Steam is an online platform used by most video game publishers for PC game distribution. User purchase and playtime data are recorded and are available publicly by default. Game recommenders are therefore important tools for game discovery. The Steam Game Recommender utilizes part of a 170GB dataset that was scraped from the Steam API and stems into two recommendation models. First, a content-based filtering approach where users are matched to unplayed games that have similar features to games they have significant playtime in. Second, a item-item collaborative filtering approach where unplayed game playtime are estimated from the user’s playtime on games weighted by similarity. The top unplayed games are then used as recommendations.
- Does a user's playtime as implicit ratings properly represent their game preferences when used in a recommender system?
- How can additional game metadata(e.g. publisher, developer, release date) beyond game genre(s) improve content-based filtering recommendations (i.e. rating estimation accuracy)?
- Source: https://steam.internet.byu.edu/
- 109 million users
- 716 million games
One row per user per purchased game.
- steamid: a unique identifier for a user.
- appid: a unique identifier for a game.
- playtime_forever: total time the user has played the game in minutes.
One row per game.
- appid: a unique identifier for a game.
- genre: the name of genre associated with the game (multiple possible)
- developer: the name of the game’s developer (multiple possible)
- publisher: the name of the game’s publisher (multiple possible)
- release_date: the date when the game was first made available on the Steam storefront.
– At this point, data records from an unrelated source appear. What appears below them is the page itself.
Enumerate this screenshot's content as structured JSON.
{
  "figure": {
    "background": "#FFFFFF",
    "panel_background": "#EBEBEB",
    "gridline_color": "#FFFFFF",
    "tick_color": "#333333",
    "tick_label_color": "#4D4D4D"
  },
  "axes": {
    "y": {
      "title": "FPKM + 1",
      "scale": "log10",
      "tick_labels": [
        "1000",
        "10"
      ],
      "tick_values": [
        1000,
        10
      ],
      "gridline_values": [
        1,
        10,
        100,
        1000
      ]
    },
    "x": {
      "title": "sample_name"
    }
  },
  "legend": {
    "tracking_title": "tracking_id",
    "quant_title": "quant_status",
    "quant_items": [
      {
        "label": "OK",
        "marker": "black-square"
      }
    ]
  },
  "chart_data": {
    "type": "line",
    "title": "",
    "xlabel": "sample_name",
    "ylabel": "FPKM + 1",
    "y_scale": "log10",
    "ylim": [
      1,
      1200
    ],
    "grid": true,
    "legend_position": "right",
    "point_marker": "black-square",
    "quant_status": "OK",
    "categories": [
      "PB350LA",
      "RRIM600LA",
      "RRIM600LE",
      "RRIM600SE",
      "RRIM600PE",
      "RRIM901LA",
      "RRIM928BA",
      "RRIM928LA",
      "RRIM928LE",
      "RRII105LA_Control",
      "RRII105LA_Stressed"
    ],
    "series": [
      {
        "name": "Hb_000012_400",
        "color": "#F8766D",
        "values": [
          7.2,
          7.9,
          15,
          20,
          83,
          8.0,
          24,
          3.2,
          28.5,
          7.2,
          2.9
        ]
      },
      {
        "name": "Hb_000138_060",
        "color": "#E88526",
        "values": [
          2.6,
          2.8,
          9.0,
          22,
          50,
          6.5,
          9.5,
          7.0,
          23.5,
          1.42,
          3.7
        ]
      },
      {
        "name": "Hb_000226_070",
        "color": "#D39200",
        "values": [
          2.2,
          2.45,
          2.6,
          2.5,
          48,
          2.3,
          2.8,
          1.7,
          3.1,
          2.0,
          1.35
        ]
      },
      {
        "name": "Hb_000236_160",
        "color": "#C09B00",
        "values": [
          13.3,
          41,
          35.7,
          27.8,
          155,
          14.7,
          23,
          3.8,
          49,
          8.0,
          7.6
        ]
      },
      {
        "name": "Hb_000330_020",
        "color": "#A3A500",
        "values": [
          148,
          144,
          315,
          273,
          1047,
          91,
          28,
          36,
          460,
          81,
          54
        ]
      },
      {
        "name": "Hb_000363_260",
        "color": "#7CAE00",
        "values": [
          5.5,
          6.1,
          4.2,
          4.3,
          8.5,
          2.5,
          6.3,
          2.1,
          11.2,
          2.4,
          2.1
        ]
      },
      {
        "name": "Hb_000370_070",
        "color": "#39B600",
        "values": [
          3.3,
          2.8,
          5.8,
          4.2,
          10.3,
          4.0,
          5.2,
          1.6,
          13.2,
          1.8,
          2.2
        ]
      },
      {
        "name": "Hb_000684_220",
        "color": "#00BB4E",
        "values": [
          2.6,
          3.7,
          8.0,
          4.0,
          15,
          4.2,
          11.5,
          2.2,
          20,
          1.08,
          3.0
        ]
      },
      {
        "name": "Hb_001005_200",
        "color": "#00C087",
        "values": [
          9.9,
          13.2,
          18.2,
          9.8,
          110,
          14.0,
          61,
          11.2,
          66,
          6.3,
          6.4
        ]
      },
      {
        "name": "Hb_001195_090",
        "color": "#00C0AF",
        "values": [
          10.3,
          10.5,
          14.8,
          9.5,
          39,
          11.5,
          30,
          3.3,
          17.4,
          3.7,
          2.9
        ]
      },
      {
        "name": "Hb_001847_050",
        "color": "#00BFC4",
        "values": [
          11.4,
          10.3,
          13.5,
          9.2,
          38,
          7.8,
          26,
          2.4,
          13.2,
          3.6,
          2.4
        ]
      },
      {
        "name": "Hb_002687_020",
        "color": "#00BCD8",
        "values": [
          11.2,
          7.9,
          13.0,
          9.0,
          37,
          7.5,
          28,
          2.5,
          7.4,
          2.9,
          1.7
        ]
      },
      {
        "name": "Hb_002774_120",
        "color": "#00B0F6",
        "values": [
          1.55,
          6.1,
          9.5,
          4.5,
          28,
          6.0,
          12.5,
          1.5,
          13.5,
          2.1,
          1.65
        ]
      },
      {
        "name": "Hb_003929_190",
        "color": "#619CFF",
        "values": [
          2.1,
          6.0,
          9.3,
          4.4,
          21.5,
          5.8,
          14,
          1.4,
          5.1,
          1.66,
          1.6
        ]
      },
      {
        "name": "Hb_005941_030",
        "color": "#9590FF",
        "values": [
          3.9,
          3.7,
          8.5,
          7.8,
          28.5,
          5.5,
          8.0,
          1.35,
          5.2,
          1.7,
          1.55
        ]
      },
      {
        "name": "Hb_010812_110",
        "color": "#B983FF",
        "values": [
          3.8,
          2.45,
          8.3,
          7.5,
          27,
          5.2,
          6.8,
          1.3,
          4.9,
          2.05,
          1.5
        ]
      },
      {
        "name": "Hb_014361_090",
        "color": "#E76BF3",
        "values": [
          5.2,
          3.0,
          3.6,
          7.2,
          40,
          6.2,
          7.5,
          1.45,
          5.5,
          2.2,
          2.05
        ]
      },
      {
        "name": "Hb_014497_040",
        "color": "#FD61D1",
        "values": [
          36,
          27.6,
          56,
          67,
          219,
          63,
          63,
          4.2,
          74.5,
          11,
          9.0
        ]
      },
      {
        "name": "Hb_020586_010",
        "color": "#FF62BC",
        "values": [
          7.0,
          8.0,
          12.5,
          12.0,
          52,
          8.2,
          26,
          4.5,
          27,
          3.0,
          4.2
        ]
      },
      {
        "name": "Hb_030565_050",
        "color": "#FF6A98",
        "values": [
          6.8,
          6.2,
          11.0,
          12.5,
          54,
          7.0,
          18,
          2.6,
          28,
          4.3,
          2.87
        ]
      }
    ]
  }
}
For each game, we calculate the mean and standard deviation. We then create buckets for each rating:
The cut points are scaled on a per-user basis since some users are more casual gamers while others may spend a lot more time gaming. The scaling factor is calculated as follows:
(user_playtime_average)/(global_playtime_average)
- Cut point 1: (mean - std_dev*0.5) * scaling_factor if > 0, else 0
- Cut point 2: mean
- Cut point 3: (mean + std_dev*0.5) * scaling_factor
- Cut point 4: (mean + std_dev) * scaling_factor
- Rating 1: 0 < x < cut point 1
- Rating 2: cut point 1 < x < cut point 2
- Rating 3: cut point 2 < x < cut point 3
- Rating 4: cut point 3 < x < cut point 4
- Rating 5: cut point 5 < x < inf
- Build the item profiles: vector of the game’s genre, developer and publisher from the dataset.
- Build the user profile: weighted average of rated item profiles.
- Prediction heuristics: cosine distance of an item and user profile.
- Recommend top N games by estimated ratings
User by game rating matrix
- Compute estimated ratings for all games that user x has not played:
- Use cosine similarity to define similarities to unplayed game i
- Obtain KNNs of unplayed game i and estimate rating through the average weighted by similarities
- Recommend top N games by estimated ratings